Re: [RFC 00/60] Coscheduling for Linux

From: Frederic Weisbecker
Date: Fri Nov 23 2018 - 11:29:09 EST


On Thu, Sep 27, 2018 at 11:36:34AM -0700, Subhra Mazumdar wrote:
>
>
> On 09/26/2018 02:58 AM, Jan H. Schönherr wrote:
> >On 09/17/2018 02:25 PM, Peter Zijlstra wrote:
> >>On Fri, Sep 14, 2018 at 06:25:44PM +0200, Jan H. Schönherr wrote:
> >>
> >>>Assuming, there is a cgroup-less solution that can prevent simultaneous
> >>>execution of tasks on a core, when they're not supposed to.
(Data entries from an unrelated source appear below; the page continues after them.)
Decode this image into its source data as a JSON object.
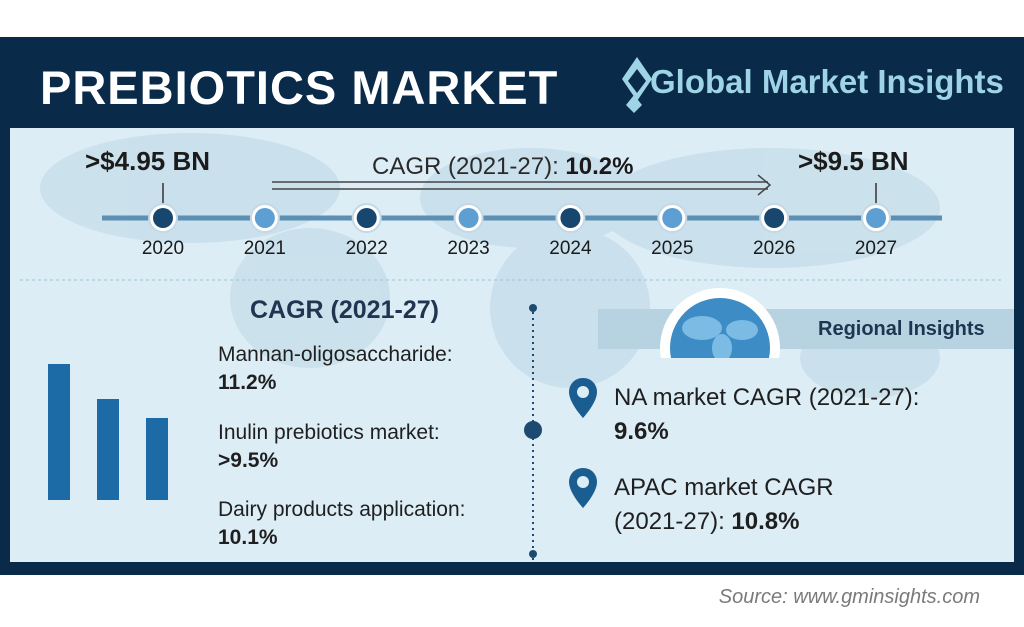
{
  "header": {
    "title": "PREBIOTICS MARKET",
    "brand": "Global Market Insights"
  },
  "timeline": {
    "start_value": ">$4.95 BN",
    "end_value": ">$9.5 BN",
    "cagr_label": "CAGR (2021-27):",
    "cagr_value": "10.2%",
    "years": [
      "2020",
      "2021",
      "2022",
      "2023",
      "2024",
      "2025",
      "2026",
      "2027"
    ]
  },
  "segments": {
    "title": "CAGR (2021-27)",
    "items": [
      {
        "label": "Mannan-oligosaccharide:",
        "value": "11.2%"
      },
      {
        "label": "Inulin prebiotics market:",
        "value": ">9.5%"
      },
      {
        "label": "Dairy products application:",
        "value": "10.1%"
      }
    ]
  },
  "regional": {
    "title": "Regional Insights",
    "items": [
      {
        "line1": "NA market CAGR (2021-27):",
        "line2": "",
        "value": "9.6%"
      },
      {
        "line1": "APAC market CAGR",
        "line2": "(2021-27):",
        "value": "10.8%"
      }
    ]
  },
  "footer": {
    "source": "Source: www.gminsights.com"
  },
  "chart_data": {
    "type": "line",
    "x": [
      "2020",
      "2021",
      "2022",
      "2023",
      "2024",
      "2025",
      "2026",
      "2027"
    ],
    "annotations": [
      {
        "x": "2020",
        "label": ">$4.95 BN"
      },
      {
        "x": "2027",
        "label": ">$9.5 BN"
      }
    ],
    "cagr": "10.2%",
    "title": "PREBIOTICS MARKET"
  },
  "colors": {
    "navy": "#0a2a4a",
    "dark_dot": "#17476e",
    "light_dot": "#5d9fd2",
    "bar": "#1c6aa6",
    "panel": "#dcedf6"
  }
}
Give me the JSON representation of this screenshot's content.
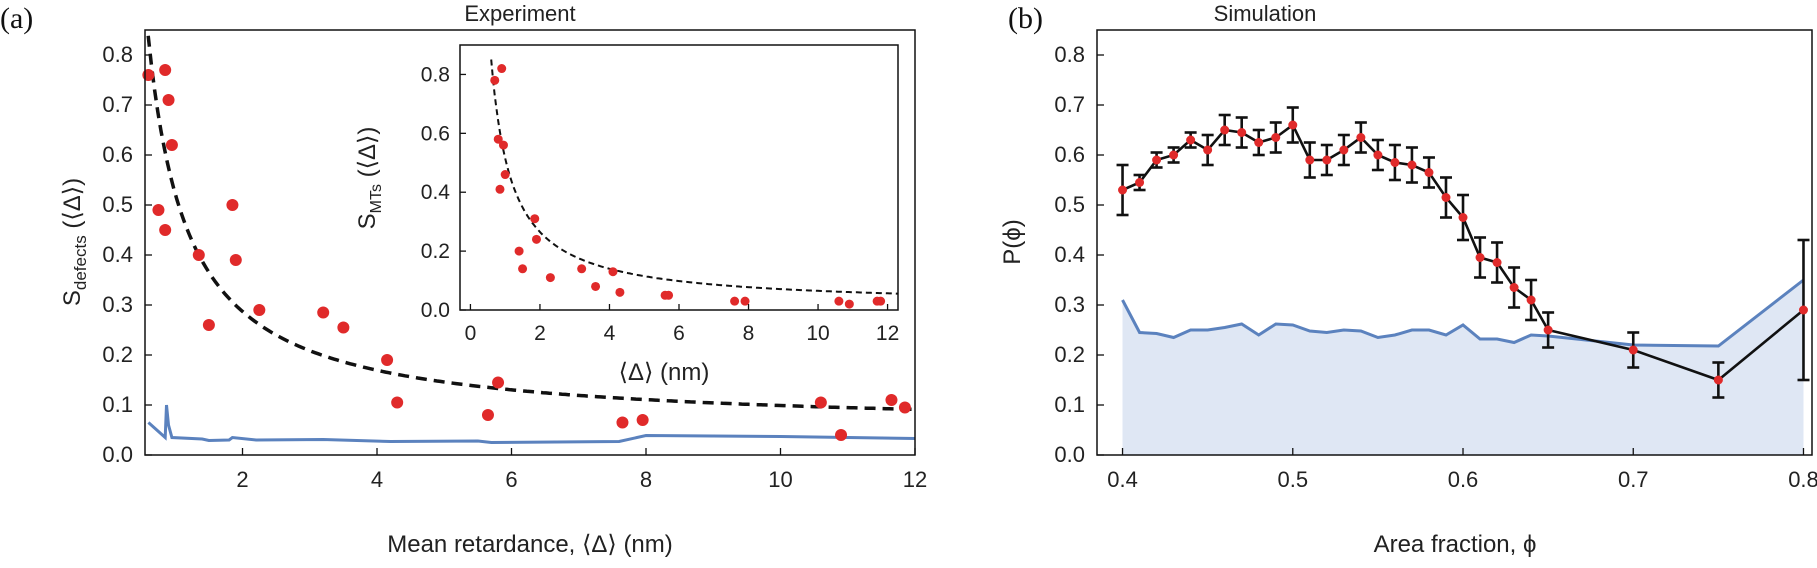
{
  "figure": {
    "panel_labels": [
      "(a)",
      "(b)"
    ]
  },
  "colors": {
    "points": "#e02a2a",
    "fit": "#111111",
    "baseline_line": "#5b82be",
    "baseline_fill": "#dfe7f4",
    "errorbar": "#111111"
  },
  "chart_data": [
    {
      "id": "a-main",
      "type": "scatter",
      "title": "Experiment",
      "xlabel": "Mean retardance, ⟨Δ⟩ (nm)",
      "ylabel": "S_defects (⟨Δ⟩)",
      "ylabel_parts": {
        "s": "S",
        "sub": "defects",
        "rest": " (⟨Δ⟩)"
      },
      "xlim": [
        0.55,
        12
      ],
      "ylim": [
        0,
        0.85
      ],
      "xticks": [
        2,
        4,
        6,
        8,
        10,
        12
      ],
      "yticks": [
        0.0,
        0.1,
        0.2,
        0.3,
        0.4,
        0.5,
        0.6,
        0.7,
        0.8
      ],
      "points": [
        [
          0.6,
          0.76
        ],
        [
          0.75,
          0.49
        ],
        [
          0.85,
          0.77
        ],
        [
          0.85,
          0.45
        ],
        [
          0.9,
          0.71
        ],
        [
          0.95,
          0.62
        ],
        [
          1.35,
          0.4
        ],
        [
          1.5,
          0.26
        ],
        [
          1.85,
          0.5
        ],
        [
          1.9,
          0.39
        ],
        [
          2.25,
          0.29
        ],
        [
          3.2,
          0.285
        ],
        [
          3.5,
          0.255
        ],
        [
          4.15,
          0.19
        ],
        [
          4.3,
          0.105
        ],
        [
          5.65,
          0.08
        ],
        [
          5.8,
          0.145
        ],
        [
          7.65,
          0.065
        ],
        [
          7.95,
          0.07
        ],
        [
          10.6,
          0.105
        ],
        [
          10.9,
          0.04
        ],
        [
          11.65,
          0.11
        ],
        [
          11.85,
          0.095
        ]
      ],
      "fit": {
        "style": "dashed",
        "a": 0.47,
        "b": 0.052
      },
      "baseline": [
        [
          0.6,
          0.065
        ],
        [
          0.85,
          0.035
        ],
        [
          0.87,
          0.1
        ],
        [
          0.9,
          0.06
        ],
        [
          0.95,
          0.035
        ],
        [
          1.4,
          0.032
        ],
        [
          1.5,
          0.029
        ],
        [
          1.8,
          0.03
        ],
        [
          1.85,
          0.035
        ],
        [
          2.2,
          0.03
        ],
        [
          3.2,
          0.031
        ],
        [
          4.2,
          0.027
        ],
        [
          5.5,
          0.028
        ],
        [
          5.7,
          0.025
        ],
        [
          7.6,
          0.027
        ],
        [
          8.0,
          0.039
        ],
        [
          10.0,
          0.037
        ],
        [
          12.0,
          0.033
        ]
      ]
    },
    {
      "id": "a-inset",
      "type": "scatter",
      "xlabel": "⟨Δ⟩ (nm)",
      "ylabel": "S_MTs (⟨Δ⟩)",
      "ylabel_parts": {
        "s": "S",
        "sub": "MTs",
        "rest": " (⟨Δ⟩)"
      },
      "xlim": [
        -0.3,
        12.3
      ],
      "ylim": [
        0,
        0.9
      ],
      "xticks": [
        0,
        2,
        4,
        6,
        8,
        10,
        12
      ],
      "yticks": [
        0.0,
        0.2,
        0.4,
        0.6,
        0.8
      ],
      "points": [
        [
          0.7,
          0.78
        ],
        [
          0.8,
          0.58
        ],
        [
          0.85,
          0.41
        ],
        [
          0.9,
          0.82
        ],
        [
          0.95,
          0.56
        ],
        [
          1.0,
          0.46
        ],
        [
          1.4,
          0.2
        ],
        [
          1.5,
          0.14
        ],
        [
          1.85,
          0.31
        ],
        [
          1.9,
          0.24
        ],
        [
          2.3,
          0.11
        ],
        [
          3.2,
          0.14
        ],
        [
          3.6,
          0.08
        ],
        [
          4.1,
          0.13
        ],
        [
          4.3,
          0.06
        ],
        [
          5.6,
          0.05
        ],
        [
          5.7,
          0.05
        ],
        [
          7.6,
          0.03
        ],
        [
          7.9,
          0.03
        ],
        [
          10.6,
          0.03
        ],
        [
          10.9,
          0.02
        ],
        [
          11.7,
          0.03
        ],
        [
          11.8,
          0.03
        ]
      ],
      "fit": {
        "style": "dashed",
        "a": 0.5,
        "b": 0.015
      }
    },
    {
      "id": "b",
      "type": "line",
      "title": "Simulation",
      "xlabel": "Area fraction, ϕ",
      "ylabel": "P(ϕ)",
      "xlim": [
        0.385,
        0.805
      ],
      "ylim": [
        0,
        0.85
      ],
      "xticks": [
        0.4,
        0.5,
        0.6,
        0.7,
        0.8
      ],
      "yticks": [
        0.0,
        0.1,
        0.2,
        0.3,
        0.4,
        0.5,
        0.6,
        0.7,
        0.8
      ],
      "series": [
        {
          "kind": "points-with-errorbars",
          "x": [
            0.4,
            0.41,
            0.42,
            0.43,
            0.44,
            0.45,
            0.46,
            0.47,
            0.48,
            0.49,
            0.5,
            0.51,
            0.52,
            0.53,
            0.54,
            0.55,
            0.56,
            0.57,
            0.58,
            0.59,
            0.6,
            0.61,
            0.62,
            0.63,
            0.64,
            0.65,
            0.7,
            0.75,
            0.8
          ],
          "y": [
            0.53,
            0.545,
            0.59,
            0.6,
            0.63,
            0.61,
            0.65,
            0.645,
            0.625,
            0.635,
            0.66,
            0.59,
            0.59,
            0.61,
            0.635,
            0.6,
            0.585,
            0.58,
            0.565,
            0.515,
            0.475,
            0.395,
            0.385,
            0.335,
            0.31,
            0.25,
            0.21,
            0.15,
            0.29
          ],
          "err": [
            0.05,
            0.015,
            0.015,
            0.015,
            0.015,
            0.03,
            0.03,
            0.03,
            0.025,
            0.03,
            0.035,
            0.035,
            0.03,
            0.03,
            0.03,
            0.03,
            0.035,
            0.035,
            0.03,
            0.04,
            0.045,
            0.04,
            0.04,
            0.04,
            0.04,
            0.035,
            0.035,
            0.035,
            0.14
          ]
        },
        {
          "kind": "filled-baseline",
          "x": [
            0.4,
            0.41,
            0.42,
            0.43,
            0.44,
            0.45,
            0.46,
            0.47,
            0.48,
            0.49,
            0.5,
            0.51,
            0.52,
            0.53,
            0.54,
            0.55,
            0.56,
            0.57,
            0.58,
            0.59,
            0.6,
            0.61,
            0.62,
            0.63,
            0.64,
            0.65,
            0.7,
            0.75,
            0.8
          ],
          "y": [
            0.31,
            0.245,
            0.243,
            0.235,
            0.25,
            0.25,
            0.255,
            0.262,
            0.24,
            0.262,
            0.26,
            0.248,
            0.245,
            0.25,
            0.248,
            0.235,
            0.24,
            0.25,
            0.25,
            0.24,
            0.26,
            0.232,
            0.232,
            0.225,
            0.24,
            0.238,
            0.22,
            0.218,
            0.35
          ]
        }
      ]
    }
  ]
}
How would you
> >>>tell the scheduler, which tasks these are?
> >>Specifically for L1TF I hooked into/extended KVM's preempt_notifier
> >>registration interface, which tells us which tasks are VCPUs and to
> >>which VM they belong.
> >>
> >>But if we want to actually expose this to userspace, we can either do a
> >>prctl() or extend struct sched_attr.
> >Both, Peter and Subhra, seem to prefer an interface different than cgroups
> >to specify what to coschedule.
> >
> >Can you provide some extra motivation for me, why you feel that way?
> >(ignoring the current scalability issues with the cpu group controller)
> >
> >
> >After all, cgroups where designed to create arbitrary groups of tasks and
> >to attach functionality to those groups.
> >
> >If we were to introduce a different interface to control that, we'd need to
> >introduce a whole new group concept, so that you make tasks part of some
> >group while at the same time preventing unauthorized tasks from joining a
> >group.
> >
> >
> >I currently don't see any wins, just a loss in flexibility.
> >
> >Regards
> >Jan
> I think cgroups will the get the job done for any use case. But we have,
> e.g. affinity control via both sched_setaffinity and cgroup cpusets. It
> will be good to have an alternative way to specify co-scheduling too for
> those who don't want to use cgroup for some reason. It can be added later
> on though, only how one will override the other will need to be sorted out.

I kind of agree with Jan here that this is just going to add yet another task
group mechanism, very similar to the existing one, with runqueues inside and all.

Can you imagine kernel/sched/fair.c now dealing with both groups implementations?
What happens when cgroup task groups and cosched sched groups don't match wrt.
their tasks, their priorities, etc...

I understand cgroup task group has become infamous. But it may be a better idea
in the long run to fix it.